Re: [PATCH] semaphore fairness patch against test11-pre6

From: Andrew Morton (andrewm@uow.edu.au)
Date: Mon Nov 20 2000 - 08:39:29 EST


Linus Torvalds wrote:
>
> ...
>
> I'll think about this some more. One thing I noticed is that the
> "wake_up(&sem->wait);" at the end of __down() is kind of bogus: we don't
> actually want to wake anybody up at that point at all, it's just that if
> we don't wake anybody up we'll end up having "sem = 0, sleeper = 0", and
> when we unlock the semaphore the "__up()" logic won't trigger, and we
> won't ever wake anybody up. That's just incredibly bogus.

There's another reason why we need the wakeup in the tail of __down():

1 void __down(struct semaphore * sem)
2 {
3 struct task_struct *tsk = current;
4 DECLARE_WAITQUEUE(wait, tsk);
5 tsk->state = TASK_UNINTERRUPTIBLE|TASK_EXCLUSIVE;
6 add_wait_queue_exclusive(&sem->wait, &wait);
7
8 spin_lock_irq(&semaphore_lock);
9 sem->sleepers++;
10 for (;;) {
11 int sleepers = sem->sleepers;
12
13 /*
14 * Add "everybody else" into it. They aren't
15 * playing, because we own the spinlock.
16 */
17 if (!atomic_add_negative(sleepers - 1, &sem->count)) {
18 sem->sleepers = 0;
19 break;
20 }
21 sem->sleepers = 1; /* us - see -1 above */
22 spin_unlock_irq(&semaphore_lock);
23
24 schedule();
25 tsk->state = TASK_UNINTERRUPTIBLE;
26 spin_lock_irq(&semaphore_lock);
27 }
28 spin_unlock_irq(&semaphore_lock);
29 remove_wait_queue(&sem->wait, &wait);
30 tsk->state = TASK_RUNNING;
31 wake_up(&sem->wait);
32 }

Suppose two tasks A and B are sleeping on the semaphore and somebody
does an up(). Task A wakes and sets TASK_UNINTERRUPTIBLE.

Task A then executes statements 26, 11, 17, 18, 19, 28 and 29 while
it's on the head of the exclusive waitqueue in state
TASK_UNINTERRUPTIBLE. If during this, another CPU does an up() on the
semaphore the wakeup will be directed to Task A and will be lost.

Hence Task A must do the wakeup once it has removed itself from the
waitqueue just in case this happened. Did anyone ever mention that
exclusive wakeups should atomically remove tasks from the waitqueue? :)

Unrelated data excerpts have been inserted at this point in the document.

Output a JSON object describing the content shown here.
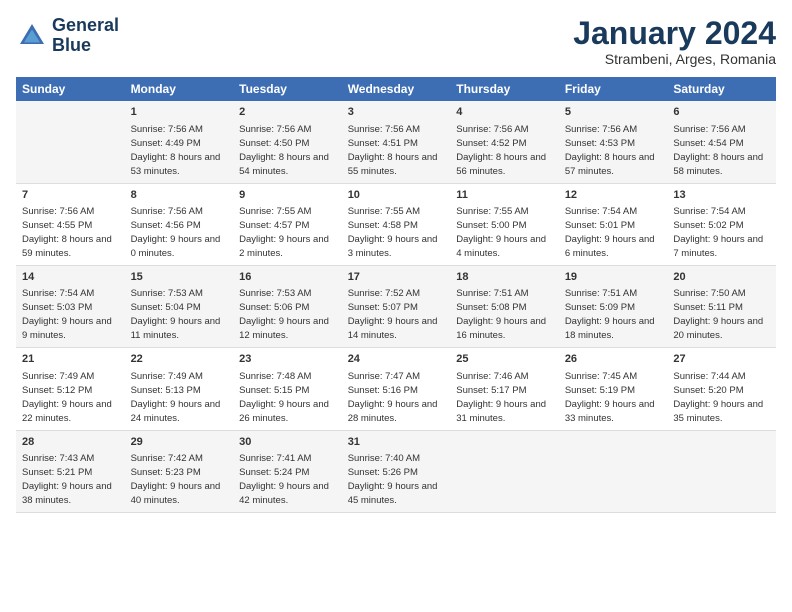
{
  "header": {
    "logo_line1": "General",
    "logo_line2": "Blue",
    "month_title": "January 2024",
    "subtitle": "Strambeni, Arges, Romania"
  },
  "weekdays": [
    "Sunday",
    "Monday",
    "Tuesday",
    "Wednesday",
    "Thursday",
    "Friday",
    "Saturday"
  ],
  "weeks": [
    [
      {
        "day": "",
        "sunrise": "",
        "sunset": "",
        "daylight": ""
      },
      {
        "day": "1",
        "sunrise": "Sunrise: 7:56 AM",
        "sunset": "Sunset: 4:49 PM",
        "daylight": "Daylight: 8 hours and 53 minutes."
      },
      {
        "day": "2",
        "sunrise": "Sunrise: 7:56 AM",
        "sunset": "Sunset: 4:50 PM",
        "daylight": "Daylight: 8 hours and 54 minutes."
      },
      {
        "day": "3",
        "sunrise": "Sunrise: 7:56 AM",
        "sunset": "Sunset: 4:51 PM",
        "daylight": "Daylight: 8 hours and 55 minutes."
      },
      {
        "day": "4",
        "sunrise": "Sunrise: 7:56 AM",
        "sunset": "Sunset: 4:52 PM",
        "daylight": "Daylight: 8 hours and 56 minutes."
      },
      {
        "day": "5",
        "sunrise": "Sunrise: 7:56 AM",
        "sunset": "Sunset: 4:53 PM",
        "daylight": "Daylight: 8 hours and 57 minutes."
      },
      {
        "day": "6",
        "sunrise": "Sunrise: 7:56 AM",
        "sunset": "Sunset: 4:54 PM",
        "daylight": "Daylight: 8 hours and 58 minutes."
      }
    ],
    [
      {
        "day": "7",
        "sunrise": "Sunrise: 7:56 AM",
        "sunset": "Sunset: 4:55 PM",
        "daylight": "Daylight: 8 hours and 59 minutes."
      },
      {
        "day": "8",
        "sunrise": "Sunrise: 7:56 AM",
        "sunset": "Sunset: 4:56 PM",
        "daylight": "Daylight: 9 hours and 0 minutes."
      },
      {
        "day": "9",
        "sunrise": "Sunrise: 7:55 AM",
        "sunset": "Sunset: 4:57 PM",
        "daylight": "Daylight: 9 hours and 2 minutes."
      },
      {
        "day": "10",
        "sunrise": "Sunrise: 7:55 AM",
        "sunset": "Sunset: 4:58 PM",
        "daylight": "Daylight: 9 hours and 3 minutes."
      },
      {
        "day": "11",
        "sunrise": "Sunrise: 7:55 AM",
        "sunset": "Sunset: 5:00 PM",
        "daylight": "Daylight: 9 hours and 4 minutes."
      },
      {
        "day": "12",
        "sunrise": "Sunrise: 7:54 AM",
        "sunset": "Sunset: 5:01 PM",
        "daylight": "Daylight: 9 hours and 6 minutes."
      },
      {
        "day": "13",
        "sunrise": "Sunrise: 7:54 AM",
        "sunset": "Sunset: 5:02 PM",
        "daylight": "Daylight: 9 hours and 7 minutes."
      }
    ],
    [
      {
        "day": "14",
        "sunrise": "Sunrise: 7:54 AM",
        "sunset": "Sunset: 5:03 PM",
        "daylight": "Daylight: 9 hours and 9 minutes."
      },
      {
        "day": "15",
        "sunrise": "Sunrise: 7:53 AM",
        "sunset": "Sunset: 5:04 PM",
        "daylight": "Daylight: 9 hours and 11 minutes."
      },
      {
        "day": "16",
        "sunrise": "Sunrise: 7:53 AM",
        "sunset": "Sunset: 5:06 PM",
        "daylight": "Daylight: 9 hours and 12 minutes."
      },
      {
        "day": "17",
        "sunrise": "Sunrise: 7:52 AM",
        "sunset": "Sunset: 5:07 PM",
        "daylight": "Daylight: 9 hours and 14 minutes."
      },
      {
        "day": "18",
        "sunrise": "Sunrise: 7:51 AM",
        "sunset": "Sunset: 5:08 PM",
        "daylight": "Daylight: 9 hours and 16 minutes."
      },
      {
        "day": "19",
        "sunrise": "Sunrise: 7:51 AM",
        "sunset": "Sunset: 5:09 PM",
        "daylight": "Daylight: 9 hours and 18 minutes."
      },
      {
        "day": "20",
        "sunrise": "Sunrise: 7:50 AM",
        "sunset": "Sunset: 5:11 PM",
        "daylight": "Daylight: 9 hours and 20 minutes."
      }
    ],
    [
      {
        "day": "21",
        "sunrise": "Sunrise: 7:49 AM",
        "sunset": "Sunset: 5:12 PM",
        "daylight": "Daylight: 9 hours and 22 minutes."
      },
      {
        "day": "22",
        "sunrise": "Sunrise: 7:49 AM",
        "sunset": "Sunset: 5:13 PM",
        "daylight": "Daylight: 9 hours and 24 minutes."
      },
      {
        "day": "23",
        "sunrise": "Sunrise: 7:48 AM",
        "sunset": "Sunset: 5:15 PM",
        "daylight": "Daylight: 9 hours and 26 minutes."
      },
      {
        "day": "24",
        "sunrise": "Sunrise: 7:47 AM",
        "sunset": "Sunset: 5:16 PM",
        "daylight": "Daylight: 9 hours and 28 minutes."
      },
      {
        "day": "25",
        "sunrise": "Sunrise: 7:46 AM",
        "sunset": "Sunset: 5:17 PM",
        "daylight": "Daylight: 9 hours and 31 minutes."
      },
      {
        "day": "26",
        "sunrise": "Sunrise: 7:45 AM",
        "sunset": "Sunset: 5:19 PM",
        "daylight": "Daylight: 9 hours and 33 minutes."
      },
      {
        "day": "27",
        "sunrise": "Sunrise: 7:44 AM",
        "sunset": "Sunset: 5:20 PM",
        "daylight": "Daylight: 9 hours and 35 minutes."
      }
    ],
    [
      {
        "day": "28",
        "sunrise": "Sunrise: 7:43 AM",
        "sunset": "Sunset: 5:21 PM",
        "daylight": "Daylight: 9 hours and 38 minutes."
      },
      {
        "day": "29",
        "sunrise": "Sunrise: 7:42 AM",
        "sunset": "Sunset: 5:23 PM",
        "daylight": "Daylight: 9 hours and 40 minutes."
      },
      {
        "day": "30",
        "sunrise": "Sunrise: 7:41 AM",
        "sunset": "Sunset: 5:24 PM",
        "daylight": "Daylight: 9 hours and 42 minutes."
      },
      {
        "day": "31",
        "sunrise": "Sunrise: 7:40 AM",
        "sunset": "Sunset: 5:26 PM",
        "daylight": "Daylight: 9 hours and 45 minutes."
      },
      {
        "day": "",
        "sunrise": "",
        "sunset": "",
        "daylight": ""
      },
      {
        "day": "",
        "sunrise": "",
        "sunset": "",
        "daylight": ""
      },
      {
        "day": "",
        "sunrise": "",
        "sunset": "",
        "daylight": ""
      }
    ]
  ]
}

> Instead of the "wake_up()" at the end of __down(), we should have
> something like this at the end of __down() instead:
>
> ... for-loop ...
> }
> tsk->state = TASK_RUNNING;
> remove_wait_queue(&sem->wait, &wait);
>
> /* If there are others, mark the semaphore active */
> if (wait_queue_active(&sem_wait)) {
> atomic_dec(&sem->count);
> sem->sleepers = 1;
> }
> spin_unlock_irq(&semaphore_lock);
> }
>
> which would avoid an unnecessary reschedule, and cause the wakeup to
> happen at the proper point, namely "__up()" when we release the
> semaphore.

This won't help, because in the failure scenario we never get to
exit the 'for' loop. Read on...

Here's why the `goto inside' thingy isn't working:

Assume the semaphore is free:

Task A does down():
-------------------

count->0
sleepers=0

Task B does down():
-------------------

count: 0 -> -1
sleepers: 0->1
if (sleepers > 1) is false
atomic_add_negative(1-1, -1): count -1 -> -1.
`if' fails.
sleepers: 1->1
schedule()

Task C does down():
-------------------

count: -1 -> -2
sleepers: 1->2
if (sleepers > 1) is true
schedule()

Someone does up():
------------------

(reminder: count=-2, sleepers=2)
count: -2 -> -1
wakeup()
-FINISHED-

Task C, CPU0 CPU1

wakes up
tsk->state = TASK_UNINTERRUPTIBLE
spin_lock
                                                down()
                                                count: -1->-2
                                                spins....
(reminder: sleepers=2, count=-2)
atomic_add_negative(2-1, -2): count->-1
aargh! `if' fails!
sleepers->1
spin_unlock()
schedule()
                                                unspins....
                                                sem->sleepers++ sleepers: 1->2
                                                if (sleepers > 1) is true
                                                aargh! atomic_add_negative test would have succeeded!
                                                spin_unlock()
                                                schedule()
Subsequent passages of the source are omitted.